In August, 2010, then ECB President Jean-Claude Trichet detailed the ECB's expectations in a letter to then-Prime Minister Silvio Berlusconi shortly before the bank launched a round of bond purchases. After bond yields fell, Berlusconi began backing off some of his reform proposals. The ECB eased off its support and the bond purchases did not decisively lower Italy's borrowing costs.
Top ECB official Joerg Asmussen said last week that "the mistake with Italy last summer, when the ECB bought Italian government bonds and the time was not used for the needed adjustment measures, must not be repeated."
Enforcing conditions is in principle difficult for central banks because they are supposed to stay out of government budget planning and remain independent.
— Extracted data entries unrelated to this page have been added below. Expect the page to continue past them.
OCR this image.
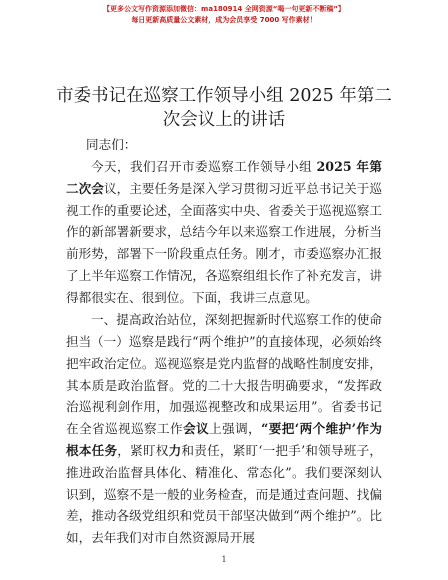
【更多公文写作资源添加微信：ma180914 全网资源“喝一句更新不断稿”】
每日更新高质量公文素材，成为会员享受 7000 写作素材！
市委书记在巡察工作领导小组 2025 年第二次会议上的讲话
同志们：
今天，我们召开市委巡察工作领导小组 2025 年第二次会议，主要任务是深入学习贯彻习近平总书记关于巡视工作的重要论述，全面落实中央、省委关于巡视巡察工作的新部署新要求，总结今年以来巡察工作进展，分析当前形势，部署下一阶段重点任务。刚才，市委巡察办汇报了上半年巡察工作情况，各巡察组组长作了补充发言，讲得都很实在、很到位。下面，我讲三点意见。
一、提高政治站位，深刻把握新时代巡察工作的使命担当 （一）巡察是践行“两个维护”的直接体现，必须始终把牢政治定位。巡视巡察是党内监督的战略性制度安排，其本质是政治监督。党的二十大报告明确要求，“发挥政治巡视利剑作用，加强巡视整改和成果运用”。省委书记在全省巡视巡察工作会议上强调，“要把‘两个维护’作为根本任务，紧盯权力和责任，紧盯‘一把手’和领导班子，推进政治监督具体化、精准化、常态化”。我们要深刻认识到，巡察不是一般的业务检查，而是通过查问题、找偏差，推动各级党组织和党员干部坚决做到“两个维护”。比如，去年我们对市自然资源局开展
1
The ECB's proposed solution is to have conditions agreed as part of the application for help to the eurozone bailout fund.
Another potential argument against bond purchases is that they might cause consumer goods' prices to rise by increasing the supply of money in the economy.
Coeure dismissed that argument, noting inflation expectations remain "well anchored."
The ECB has already flooded banks with €1 trillion in emergency loans, and growth in the money supply still remains weak. The inflation rate in the eurozone has been edging down steadily during the crisis as is now at 2.4 percent, just above the 2 percent target.